Инженер магии - Модезитт Лиланд Экстон. Страница 8
– Прошу прощения, магистра, – подает голос Доррин, поднимая глаза на Лортрен. – Нельзя ли уточнить насчет интеллектуального мошенничества? Хотелось бы услышать точное определение этого понятия.
– Да, – усмехается Лортрен, – понятие довольно расплывчатое, но могу пояснить, что речь идет о всякого рода лжи. У нас нет времени разбираться с обманщиками, поэтому вы должны давать на все вопросы наставников правдивые, точные и исчерпывающие ответы. Правдивость – наше основное требование. Если вдуматься, так это другая сторона требования проявлять искреннее усердие. Уже в качестве рекомендации могу добавить: желательно, чтобы вы были честны и друг с другом. А поскольку честность не всегда ладит с тактом, – она обводит учеников взглядом, – не стоит спрашивать «хорошо ли я выгляжу?», если ты знаешь, что выглядишь сегодня хуже демона.

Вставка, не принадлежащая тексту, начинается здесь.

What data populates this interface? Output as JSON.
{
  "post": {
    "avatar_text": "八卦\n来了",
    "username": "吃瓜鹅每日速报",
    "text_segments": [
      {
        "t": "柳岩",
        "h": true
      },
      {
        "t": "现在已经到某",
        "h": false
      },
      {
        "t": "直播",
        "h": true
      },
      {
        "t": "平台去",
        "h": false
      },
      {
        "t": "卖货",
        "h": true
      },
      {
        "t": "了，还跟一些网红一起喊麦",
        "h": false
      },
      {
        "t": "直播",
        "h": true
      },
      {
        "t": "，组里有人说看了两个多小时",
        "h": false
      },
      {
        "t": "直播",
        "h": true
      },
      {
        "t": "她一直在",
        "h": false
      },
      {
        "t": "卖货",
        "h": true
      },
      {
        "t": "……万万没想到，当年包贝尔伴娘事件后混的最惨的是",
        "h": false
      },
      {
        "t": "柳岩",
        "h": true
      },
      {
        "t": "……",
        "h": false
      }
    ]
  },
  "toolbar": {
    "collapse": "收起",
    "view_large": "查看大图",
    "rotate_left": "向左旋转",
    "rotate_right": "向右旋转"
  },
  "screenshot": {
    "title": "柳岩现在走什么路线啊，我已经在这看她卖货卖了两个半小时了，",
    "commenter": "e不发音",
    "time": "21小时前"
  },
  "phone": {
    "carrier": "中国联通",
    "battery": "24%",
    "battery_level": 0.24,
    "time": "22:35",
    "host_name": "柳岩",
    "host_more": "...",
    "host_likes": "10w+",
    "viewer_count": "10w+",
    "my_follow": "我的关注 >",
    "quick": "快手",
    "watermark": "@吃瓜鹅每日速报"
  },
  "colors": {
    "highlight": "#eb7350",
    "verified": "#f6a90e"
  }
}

У многих это замечание вызывает улыбки.
– Еще вопросы есть? Нет? Тогда к делу. Я начну с того, что ознакомлю вас с некоторыми не слишком хорошо известными аспектами истории Отшельничьего. Это имеет отношение к тому, почему вы здесь.
Доррин ерзает на плотной коричневой подушке.
– Принято считать, что Основатели являлись мудрейшими, добрейшими и совершеннейшими из людей; что Креслин являл собой совершеннейший образец благородства, свой магический дар использовал лишь во благо и любил Мегеру больше жизни. Ну а Мегера, согласно преданиям, превосходила всех одаренностью и красотой, клинком владела не хуже Стража Западного Оплота, Креслина любила всем сердцем и обладала глубочайшим пониманием самой сути гармонии. В известном смысле так оно и было, но для нас важнее то, что все это ложь.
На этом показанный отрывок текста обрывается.